Forty-five years since Bush recorded The Man with the Child in His Eyes and The Saxophone Song in London under the watch of David Gilmour, why is she someone we are still trying to figure out? Can others legitimately compare artists to Kate Bush and make a solid case for it? Is there ever going to be anyone like her again? The last section of the Talbot article I want to source from sort of hits the nail on the head regarding Bush’s boldness and how she was never one for walking the path of the predictable:  

One secret of Bush’s artistry is that she has never feared the ludicrous—she tries things that other musicians would be too careful or cool to go near. That was apparent from the very first lines of “Wuthering Heights”—“Out on the wiley, windy moors / we’d roll and fall in green / You had a temper like my jealousy / too hot, too greedy.” When she wrote that song, she hadn’t yet read the Emily Brontë novel; she’d only caught the end of a TV adaptation.
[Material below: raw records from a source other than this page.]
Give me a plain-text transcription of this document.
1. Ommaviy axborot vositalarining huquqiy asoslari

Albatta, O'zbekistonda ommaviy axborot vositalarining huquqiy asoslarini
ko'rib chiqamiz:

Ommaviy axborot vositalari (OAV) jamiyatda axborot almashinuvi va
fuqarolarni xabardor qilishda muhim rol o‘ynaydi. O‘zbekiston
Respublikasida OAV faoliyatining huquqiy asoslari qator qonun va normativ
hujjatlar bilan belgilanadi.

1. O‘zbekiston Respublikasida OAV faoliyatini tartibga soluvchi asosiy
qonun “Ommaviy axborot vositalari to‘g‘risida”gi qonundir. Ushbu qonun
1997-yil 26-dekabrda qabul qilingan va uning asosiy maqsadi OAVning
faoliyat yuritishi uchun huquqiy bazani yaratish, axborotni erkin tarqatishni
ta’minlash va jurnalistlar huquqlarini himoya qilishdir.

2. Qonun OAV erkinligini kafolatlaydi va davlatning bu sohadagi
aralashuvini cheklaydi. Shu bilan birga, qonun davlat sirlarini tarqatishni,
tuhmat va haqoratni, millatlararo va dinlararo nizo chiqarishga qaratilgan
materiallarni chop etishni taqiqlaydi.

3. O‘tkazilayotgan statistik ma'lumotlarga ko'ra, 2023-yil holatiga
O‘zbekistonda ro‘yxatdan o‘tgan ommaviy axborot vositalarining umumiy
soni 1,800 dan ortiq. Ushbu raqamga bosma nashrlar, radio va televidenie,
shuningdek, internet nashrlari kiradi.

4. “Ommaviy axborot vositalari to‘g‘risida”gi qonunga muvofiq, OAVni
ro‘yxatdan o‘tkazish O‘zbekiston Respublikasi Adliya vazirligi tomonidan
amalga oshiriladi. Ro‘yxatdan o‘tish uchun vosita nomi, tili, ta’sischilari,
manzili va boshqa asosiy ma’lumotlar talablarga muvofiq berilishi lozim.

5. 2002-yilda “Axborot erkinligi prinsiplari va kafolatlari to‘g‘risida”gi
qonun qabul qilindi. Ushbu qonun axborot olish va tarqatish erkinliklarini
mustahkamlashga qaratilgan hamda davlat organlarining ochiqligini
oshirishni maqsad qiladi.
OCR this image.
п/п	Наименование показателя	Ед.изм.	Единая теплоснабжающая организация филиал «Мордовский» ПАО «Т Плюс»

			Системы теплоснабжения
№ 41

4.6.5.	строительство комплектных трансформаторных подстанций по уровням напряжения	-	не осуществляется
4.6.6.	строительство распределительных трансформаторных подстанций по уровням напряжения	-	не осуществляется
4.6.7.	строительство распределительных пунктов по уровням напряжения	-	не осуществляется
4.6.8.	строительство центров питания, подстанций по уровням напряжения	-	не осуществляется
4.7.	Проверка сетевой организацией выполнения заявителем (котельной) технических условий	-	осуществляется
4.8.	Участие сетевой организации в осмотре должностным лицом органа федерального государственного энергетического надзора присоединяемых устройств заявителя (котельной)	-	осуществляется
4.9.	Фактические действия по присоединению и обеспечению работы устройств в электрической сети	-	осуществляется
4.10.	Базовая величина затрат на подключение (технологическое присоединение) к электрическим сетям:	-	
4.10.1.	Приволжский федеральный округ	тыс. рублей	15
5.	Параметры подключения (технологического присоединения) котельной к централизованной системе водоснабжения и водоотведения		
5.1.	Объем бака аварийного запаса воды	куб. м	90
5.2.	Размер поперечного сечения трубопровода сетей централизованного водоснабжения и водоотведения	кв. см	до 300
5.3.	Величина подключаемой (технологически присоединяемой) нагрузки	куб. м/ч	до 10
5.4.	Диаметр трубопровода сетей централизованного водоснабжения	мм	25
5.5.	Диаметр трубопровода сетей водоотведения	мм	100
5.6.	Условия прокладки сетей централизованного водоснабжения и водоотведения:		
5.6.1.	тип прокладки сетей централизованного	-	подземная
But of course she got the essence of the book, sucked it in, and transmogrified it in her teen-aged soul, and she knew how to keen those lyrics like a ghost ceaselessly yearning”.

I do love how Kate Bush has inspired other artists, but I do not think there will ever be a ‘new her’ – seeing as the original and best is still very much with us! Rather than try to compare any other artists with her – everyone is going to come off short! -, it is worth listening to the artists who cite her an influence and just how much Bush, without knowing it, has given to the music world. Here is a great article that outlines how many artists owe so much to Bush, and how she has not only changed the music world, but she has become an L.G.B.T.Q.I.A.+ icon, and given strength to so many people. Another reason why I wanted to do a general feature about Bush and her music is that, during a time when there is so much anger, anxiety and uncertainty around, I do think that her words and work can help bring some form of solace and uplift. It was forty-five years ago (more or less to the day) since she stepped into the studio to record the earliest tracks on her debut album but, in my opinions, her brilliance, music and incomparable genius…

IS even more powerful and relevant today.